Before re-installing driver or adding hardware, I first had to boot to Safe mode and use Device Manager to “Update driver”, creating default VGA entries (in the Registry section I just deleted) for each of the two Titans already in the box.

Next, I installed the current Nvidia driver and CUDA 6 Toolkit to check all was still ok, then plugged in the extra two Titans and re-installed the Nvidia driver. Pleased to report… everything just worked.

Current job has 4 MPI procs, each using 5.2 GB of their Titan’s 6 GB device mem. Adding an extra 60 GB host memory for hi.res isosurfing makes a good first test for this near silent desktop PC.

Nice work, Supermicro + Nvidia.

PS: of course, the old “Reinstall Windows” trick would have fixed this too.

Thanks for the update. Windows really tends to leave stray anything plug and play lodged in the registry… everything from USB devices, to graphics cards, etc.

I’m curious that you say near silent, but a review on newegg of that tower/motherboard/dual redundant power supply combo mentions:

“Fans are a bit loud, even at idle. Heck, even when the system is powered OFF, the PSU fans make significant noise. If you ever get the system fans to spin up to 100%, the whole thing makes a high-pitched whine not unlike a jet engine. Overall, the constant hum doesn’t bother me, and is offset by the fact that the fans do move a lot of air.”
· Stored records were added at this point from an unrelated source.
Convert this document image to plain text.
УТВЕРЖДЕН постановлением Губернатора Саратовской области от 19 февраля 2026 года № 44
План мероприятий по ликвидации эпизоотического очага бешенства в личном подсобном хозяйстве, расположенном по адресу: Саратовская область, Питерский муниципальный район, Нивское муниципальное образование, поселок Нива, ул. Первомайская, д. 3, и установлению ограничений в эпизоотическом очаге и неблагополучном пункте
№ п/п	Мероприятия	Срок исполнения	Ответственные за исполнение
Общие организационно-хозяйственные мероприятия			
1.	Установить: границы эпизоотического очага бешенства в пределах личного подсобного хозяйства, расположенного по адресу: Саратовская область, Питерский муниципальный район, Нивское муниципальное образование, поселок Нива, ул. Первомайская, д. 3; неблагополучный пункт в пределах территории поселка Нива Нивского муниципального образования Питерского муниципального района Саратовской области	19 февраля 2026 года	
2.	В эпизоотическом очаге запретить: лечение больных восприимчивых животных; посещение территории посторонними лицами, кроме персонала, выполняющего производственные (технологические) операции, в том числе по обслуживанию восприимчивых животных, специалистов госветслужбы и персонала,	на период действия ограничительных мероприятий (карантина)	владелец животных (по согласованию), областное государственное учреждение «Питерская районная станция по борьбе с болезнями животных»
Or do you just have the board in some other case?

Same case (7047GR-TRF). To make it quiet, set BIOS fan option to “Balanced”.
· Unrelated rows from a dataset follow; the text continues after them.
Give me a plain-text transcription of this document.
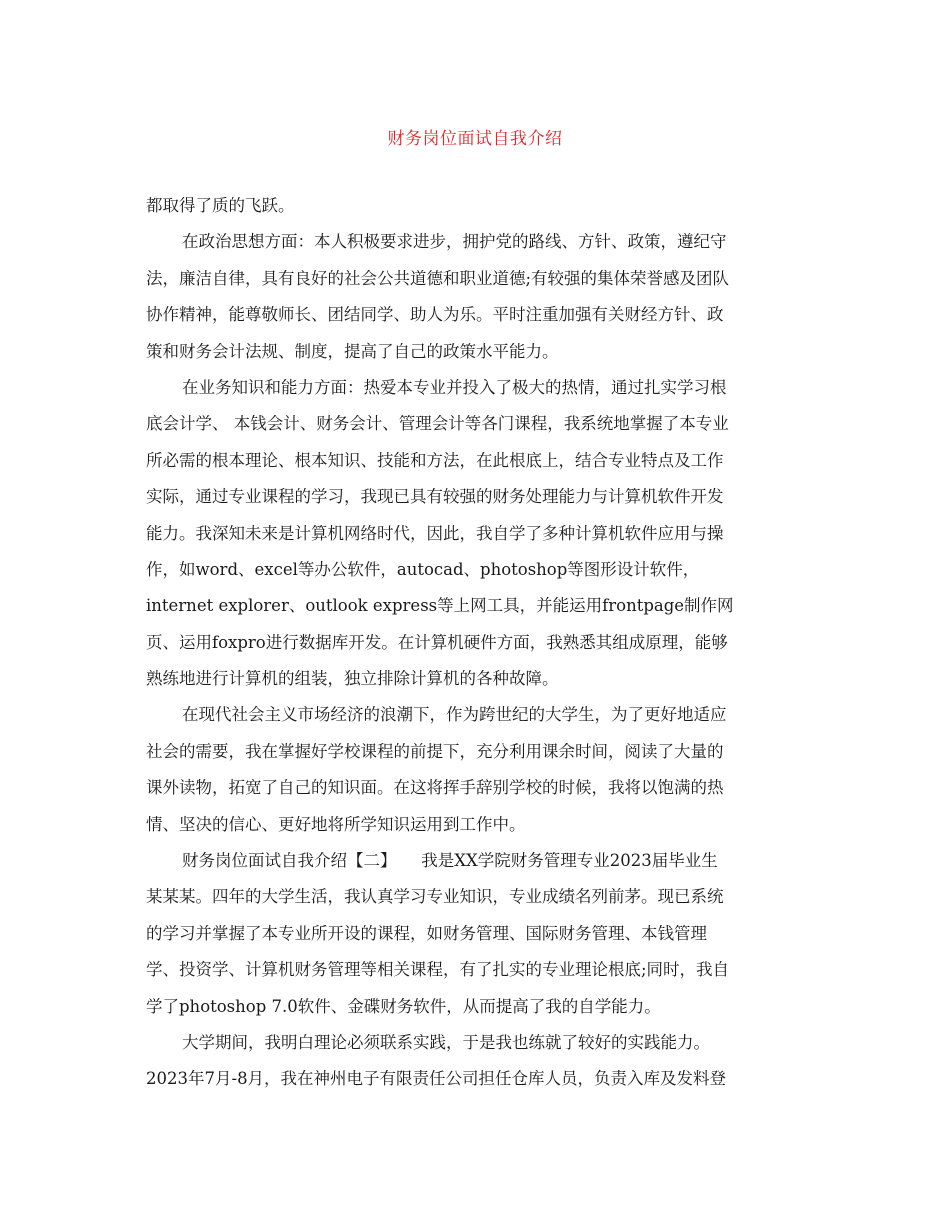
财务岗位面试自我介绍
都取得了质的飞跃。
在政治思想方面：本人积极要求进步，拥护党的路线、方针、政策，遵纪守
法，廉洁自律，具有良好的社会公共道德和职业道德;有较强的集体荣誉感及团队
协作精神，能尊敬师长、团结同学、助人为乐。平时注重加强有关财经方针、政
策和财务会计法规、制度，提高了自己的政策水平能力。
在业务知识和能力方面：热爱本专业并投入了极大的热情，通过扎实学习根
底会计学、 本钱会计、财务会计、管理会计等各门课程，我系统地掌握了本专业
所必需的根本理论、根本知识、技能和方法，在此根底上，结合专业特点及工作
实际，通过专业课程的学习，我现已具有较强的财务处理能力与计算机软件开发
能力。我深知未来是计算机网络时代，因此，我自学了多种计算机软件应用与操
作，如word、excel等办公软件，autocad、photoshop等图形设计软件，
internet explorer、outlook express等上网工具，并能运用frontpage制作网
页、运用foxpro进行数据库开发。在计算机硬件方面，我熟悉其组成原理，能够
熟练地进行计算机的组装，独立排除计算机的各种故障。
在现代社会主义市场经济的浪潮下，作为跨世纪的大学生，为了更好地适应
社会的需要，我在掌握好学校课程的前提下，充分利用课余时间，阅读了大量的
课外读物，拓宽了自己的知识面。在这将挥手辞别学校的时候，我将以饱满的热
情、坚决的信心、更好地将所学知识运用到工作中。
财务岗位面试自我介绍【二】　　我是XX学院财务管理专业2023届毕业生
某某某。四年的大学生活，我认真学习专业知识，专业成绩名列前茅。现已系统
的学习并掌握了本专业所开设的课程，如财务管理、国际财务管理、本钱管理
学、投资学、计算机财务管理等相关课程，有了扎实的专业理论根底;同时，我自
学了photoshop 7.0软件、金碟财务软件，从而提高了我的自学能力。
大学期间，我明白理论必须联系实践，于是我也练就了较好的实践能力。
2023年7月-8月，我在神州电子有限责任公司担任仓库人员，负责入库及发料登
With this option, fans only spin up when the Xeons get hot. Since my Xeons don’t get hot, fans don’t spin up. All I can hear at the moment is the soothing woosh of 4 Titan fans at 80%. One trick: I have the box lying horizontal with an 18 cm fan (Silverstone AP182) moving ambient air onto the quadruplets, plus a gap above the warm rear ends of the Titans as passive outlet. The AP182 is silent.
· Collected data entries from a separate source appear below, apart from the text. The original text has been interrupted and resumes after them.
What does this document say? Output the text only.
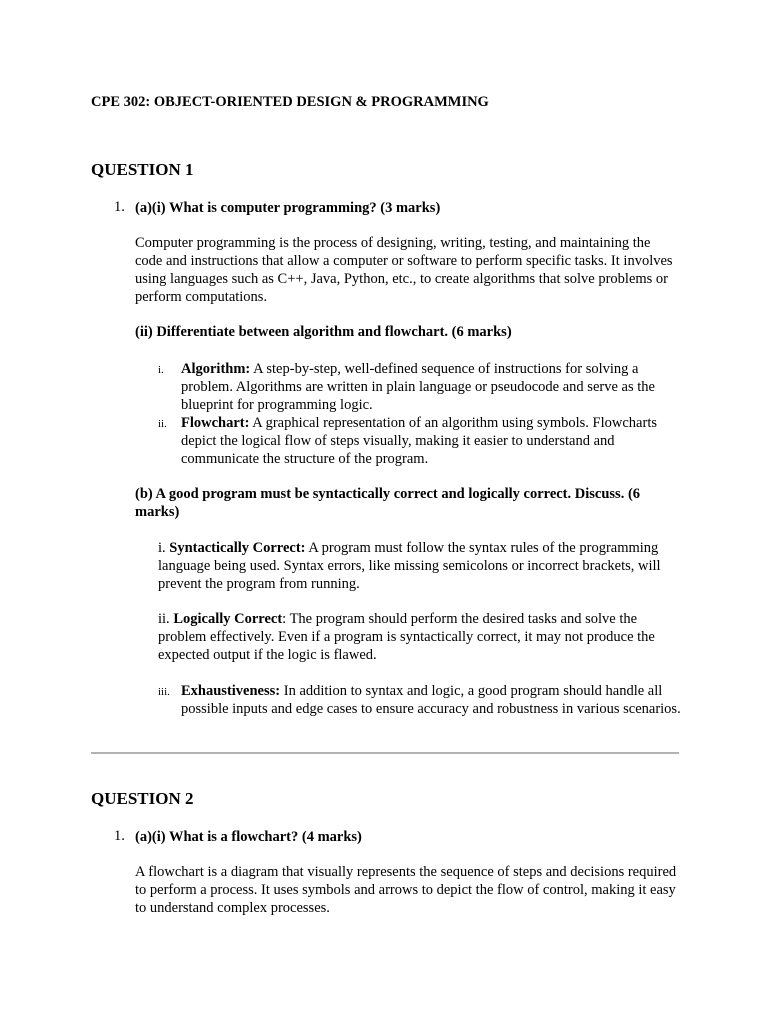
CPE 302: OBJECT-ORIENTED DESIGN & PROGRAMMING

QUESTION 1

1. (a)(i) What is computer programming? (3 marks)

Computer programming is the process of designing, writing, testing, and maintaining the code and instructions that allow a computer or software to perform specific tasks. It involves using languages such as C++, Java, Python, etc., to create algorithms that solve problems or perform computations.

(ii) Differentiate between algorithm and flowchart. (6 marks)

i. Algorithm: A step-by-step, well-defined sequence of instructions for solving a problem. Algorithms are written in plain language or pseudocode and serve as the blueprint for programming logic.

ii. Flowchart: A graphical representation of an algorithm using symbols. Flowcharts depict the logical flow of steps visually, making it easier to understand and communicate the structure of the program.

(b) A good program must be syntactically correct and logically correct. Discuss. (6 marks)

i. Syntactically Correct: A program must follow the syntax rules of the programming language being used. Syntax errors, like missing semicolons or incorrect brackets, will prevent the program from running.

ii. Logically Correct: The program should perform the desired tasks and solve the problem effectively. Even if a program is syntactically correct, it may not produce the expected output if the logic is flawed.

iii. Exhaustiveness: In addition to syntax and logic, a good program should handle all possible inputs and edge cases to ensure accuracy and robustness in various scenarios.

QUESTION 2

1. (a)(i) What is a flowchart? (4 marks)

A flowchart is a diagram that visually represents the sequence of steps and decisions required to perform a process. It uses symbols and arrows to depict the flow of control, making it easy to understand complex processes.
PS: when 7047GR’s are used as nodes in a cluster, the full-Monty fan mode is just right. Also, there’s underlying firmware that allows just two of the four mid-case fans to spin up when the GPU region gets hot.

Not sure I understand this: did you install an extra fan inside the case? Why does it matter if the case is horizontal?

By the way, I wonder if that motherboard would fit into any other cases? Any ideas? There are 10-slot cases out there, but I don’t know if everything would line up.

I replaced the solid steel side door of the 7047GR-TRF chassis with a light panel to make it easy to fiddle with heat flow. That 18 cm fan sits outside (on top of) the horizontal case, pulling ambient air down onto the four Titans. Also, since the outflow end of each Titan gets warm, I have a gap for that heat to flow up and out.

I originally wanted to put the X9DRG board into a MountainMods U2-UFO, but whereas a board like the ASUS Z9PE-D8 WS is only 12" x 13" (30.5 cm x 33 cm), this one is a SM-special: 15.2" x 13.2" (38.6cm x 33.5cm).

nnunn,

I see. What does it sound like when all GPUs are under full load?

Just got this board but will install in a Rosewill Blackhawk Ultra HPTX case. Will inform if it went well.